CORK’S Butter Museum celebrates one of the great success stories of Ireland, the butter trade. It also chronicles the building where it all happened – the Cork ButterExchange, once ‘the largest butter market in the world.’
Jarringly, the building stands derelict a few steps left of the museum entrance. Boarded up. An upturned table or bed, home to tall weeds, lies discarded just beyond the iron bars.
The respect afforded the building inside the museum hasn’t extended beyond it for quite some time. Thankfully, this is set to change. The historic building has just been leased to Recreate Shandon Limited CLG for a term of 25 years.
This is good news for Shandon, but for Frank O Connor, there’s still a lot of work to do. In fact, O’Connor, who meets me in a faded T-shirt with the slogan ‘Live Simply’, wants to put an end to all dereliction in the city.
Along with his business and life partner Jude Sherry, he campaigns for change and for a year has been posting pictures of similar sites on Twitter, with the tagline ‘This is derelict Ireland’.
“We cannot lose our heritage,” he tells me.
“Why would anyone ever want to visit our beautiful city if it turns into a cluster of glass offices? Why would anyone bother travelling here, when they can see the same glass boxes anywhere in the world?”
When bulldozers demolished the Sextant last year, O’Connor went down on his knees and sifted through rubble, taking pictures, picking up tiny fragments of glass and crockery. He laments the loss of Cork’s characteristic red sandstone in such demolitions, becoming aggregate for our roads.
Throughout our conversation, O’Connor refers to an ongoing project – himself and Sherry are restoring their home, brick by brick, layer by layer. He dismisses the narrative out there, that it’s too expensive to resurrect old buildings.
“Our house will be a lot cheaper than a new build. We paid just €110,000 for it. A similar house down the road just sold for €300,000. It’s over-priced. All you need is the patience to live in a not-so-perfect house for a while.
“The result of our work and all the restoration will bring so much to our lives, and we will have brought back a small part of our city. That matters.
“We talk about cost but in the wrong way.
“We don’t ever talk about the cost of destroying our heritage, the impact of a throwaway attitude on wellbeing.
“We should all feel safe to walk through the city but that’s near impossible when you’re surrounded by dereliction and decay.”
O’Connor and Sherry spent many years in Amsterdam, where they were struck by the in-built dignity of the system there.
“Fifty per cent of the housing is social housing; it’s affordable. Every street corner has a playground.
"I walk around some parts of Cork city, and I can’t look, it makes me so sad. Our city should be a safe place for children and old people. We should all have space: to rest, to play, to work.”
Frank is on his way to see his elderly parents when we meet. His mother’s call is the only one he answers.

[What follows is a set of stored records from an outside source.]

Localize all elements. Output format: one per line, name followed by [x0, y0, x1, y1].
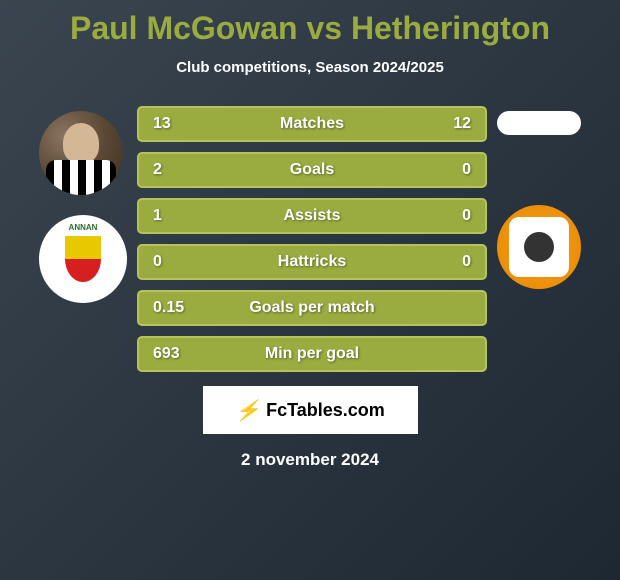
stat-left: 0: [153, 253, 162, 271]
club2-inner-icon: [509, 217, 569, 277]
page-title: Paul McGowan vs Hetherington: [0, 10, 620, 47]
stat-label: Hattricks: [278, 253, 346, 271]
stat-bar-assists: 1 Assists 0: [137, 198, 487, 234]
watermark-icon: ⚡: [235, 398, 260, 423]
player1-avatar: [39, 111, 123, 195]
club2-badge: [497, 205, 581, 289]
stat-right: 12: [453, 115, 471, 133]
right-avatars: [497, 106, 581, 289]
stat-right: 0: [462, 253, 471, 271]
content-area: ANNAN 13 Matches 12 2 Goals 0 1 Assists …: [0, 106, 620, 372]
stat-label: Goals: [290, 161, 334, 179]
date: 2 november 2024: [0, 450, 620, 470]
club1-shield-icon: [65, 236, 101, 282]
stat-label: Matches: [280, 115, 344, 133]
club1-badge: ANNAN: [39, 215, 127, 303]
watermark-text: FcTables.com: [266, 400, 385, 421]
stat-right: 0: [462, 161, 471, 179]
stats-column: 13 Matches 12 2 Goals 0 1 Assists 0 0 Ha…: [137, 106, 487, 372]
stat-left: 2: [153, 161, 162, 179]
stat-bar-matches: 13 Matches 12: [137, 106, 487, 142]
stat-right: 0: [462, 207, 471, 225]
club1-text: ANNAN: [69, 223, 98, 232]
stat-left: 1: [153, 207, 162, 225]
stat-left: 13: [153, 115, 171, 133]
stat-label: Assists: [284, 207, 341, 225]
stat-bar-mpg: 693 Min per goal: [137, 336, 487, 372]
stat-label: Min per goal: [265, 345, 359, 363]
left-avatars: ANNAN: [39, 106, 127, 303]
stat-bar-hattricks: 0 Hattricks 0: [137, 244, 487, 280]
subtitle: Club competitions, Season 2024/2025: [0, 59, 620, 76]
player2-avatar: [497, 111, 581, 135]
stat-bar-gpm: 0.15 Goals per match: [137, 290, 487, 326]
stat-left: 0.15: [153, 299, 184, 317]
main-container: Paul McGowan vs Hetherington Club compet…: [0, 0, 620, 480]
stat-bar-goals: 2 Goals 0: [137, 152, 487, 188]
stat-label: Goals per match: [249, 299, 374, 317]
watermark: ⚡ FcTables.com: [203, 386, 418, 434]
stat-left: 693: [153, 345, 180, 363]
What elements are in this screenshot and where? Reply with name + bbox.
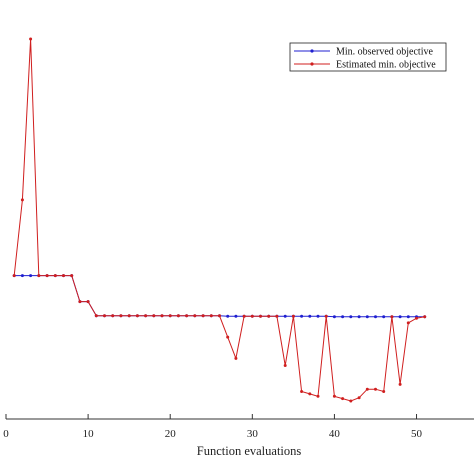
data-point xyxy=(226,335,230,339)
data-point xyxy=(111,314,115,318)
data-point xyxy=(234,314,238,318)
data-point xyxy=(324,314,328,318)
data-point xyxy=(218,314,221,318)
data-point xyxy=(283,314,287,318)
x-tick-label: 20 xyxy=(165,428,177,440)
data-point xyxy=(62,274,65,278)
data-point xyxy=(160,314,164,318)
data-point xyxy=(291,314,295,318)
series-1 xyxy=(12,37,427,403)
data-point xyxy=(226,314,230,318)
plot-area: 0 10 20 30 40 50 xyxy=(3,37,474,440)
data-point xyxy=(357,396,361,400)
data-point xyxy=(365,387,369,391)
data-point xyxy=(250,314,254,318)
data-point xyxy=(283,364,287,367)
data-point xyxy=(390,315,394,319)
data-point xyxy=(406,321,410,325)
data-point xyxy=(86,300,90,304)
x-axis-label: Function evaluations xyxy=(197,444,302,458)
data-point xyxy=(275,314,279,318)
data-point xyxy=(267,314,271,318)
legend-marker-min-observed xyxy=(310,49,314,53)
data-point xyxy=(185,314,189,318)
data-point xyxy=(259,314,262,318)
data-point xyxy=(423,315,427,319)
data-point xyxy=(398,382,402,386)
data-point xyxy=(12,274,16,278)
data-point xyxy=(341,397,345,401)
data-point xyxy=(209,314,213,318)
x-tick-label: 0 xyxy=(3,428,9,440)
data-point xyxy=(300,314,304,318)
data-point xyxy=(300,390,304,393)
data-point xyxy=(406,315,410,319)
data-point xyxy=(70,274,74,278)
data-point xyxy=(341,315,345,319)
data-point xyxy=(119,314,123,318)
data-point xyxy=(234,356,238,360)
data-point xyxy=(168,314,172,318)
data-point xyxy=(349,315,353,319)
data-point xyxy=(365,315,369,319)
data-point xyxy=(357,315,361,319)
data-point xyxy=(374,315,377,319)
legend-marker-estimated xyxy=(310,62,314,66)
series-line xyxy=(14,275,425,318)
data-point xyxy=(152,314,156,318)
data-point xyxy=(349,399,353,403)
series-line xyxy=(13,38,425,402)
data-point xyxy=(415,316,418,320)
series-layer xyxy=(12,37,427,403)
data-point xyxy=(193,314,197,318)
data-point xyxy=(374,387,377,391)
data-point xyxy=(94,314,98,318)
data-point xyxy=(127,314,131,318)
data-point xyxy=(20,274,24,278)
data-point xyxy=(176,314,180,318)
x-ticks: 0 10 20 30 40 50 xyxy=(3,414,423,440)
legend-label-estimated: Estimated min. objective xyxy=(336,60,436,71)
data-point xyxy=(135,314,139,318)
data-point xyxy=(316,394,320,398)
legend-label-min-observed: Min. observed objective xyxy=(336,47,433,58)
x-tick-label: 40 xyxy=(329,428,341,440)
data-point xyxy=(201,314,205,318)
data-point xyxy=(382,390,386,393)
data-point xyxy=(103,314,106,318)
data-point xyxy=(37,274,41,278)
data-point xyxy=(316,314,320,318)
data-point xyxy=(45,274,49,278)
data-point xyxy=(78,300,82,304)
legend: Min. observed objective Estimated min. o… xyxy=(289,42,447,72)
data-point xyxy=(398,315,402,319)
x-tick-label: 30 xyxy=(247,428,259,440)
data-point xyxy=(382,315,386,319)
series-0 xyxy=(12,274,427,319)
data-point xyxy=(308,392,312,396)
data-point xyxy=(308,314,312,318)
data-point xyxy=(332,394,336,398)
data-point xyxy=(332,315,336,319)
data-point xyxy=(29,37,33,41)
data-point xyxy=(29,274,33,278)
data-point xyxy=(20,198,24,202)
x-tick-label: 50 xyxy=(411,428,423,440)
data-point xyxy=(242,314,246,318)
legend-box xyxy=(289,42,447,72)
x-tick-label: 10 xyxy=(83,428,95,440)
data-point xyxy=(144,314,148,318)
data-point xyxy=(53,274,57,278)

“I’ve never been into money. I’m into beauty. Everyone’s entitled to beauty in their life,” he says.
Anois, his jointly owned business with Sherry, is devoted to good clever, beautiful, sustainable design. He sees education as key to ending urban dereliction.
As a schoolboy himself, O’Connor spent a lot of time on the wrong side of the classroom door, shuffling down corridors, lurking between lockers – anything to avoid his patrolling principal.
“I was too energetic. I caused too much disruption. I found it hard to sit still.”
He was suspended just before he sat the Leaving Cert but went on to complete a PhD on the benefits of a circular economy.
Frank is now a highly educated disruptor, lecturing in schools and universities.
“Too many of our product design students are still not coming out with the right skills, understanding and knowledge in sustainability, responsibility and circularity.
“I’m convinced we need a total rethink of how we train emerging product designers to tackle the challenges and opportunities presented in the 21st century.”
A spokesperson for Cork City Council explains why good homes and significant buildings fall into disrepair: “When Cork City Council intervenes around a derelict site, there is always something that can be done, but none of that can happen as quickly and easily as many of us would wish.”
One hopes that disruptors like O’Connor might speed up the process. It would be nice to think that Shandon’s Butter Exchange is only the first of many restorations throughout Cork City.
Until that happens, he will carry on doing exactly what he’s doing.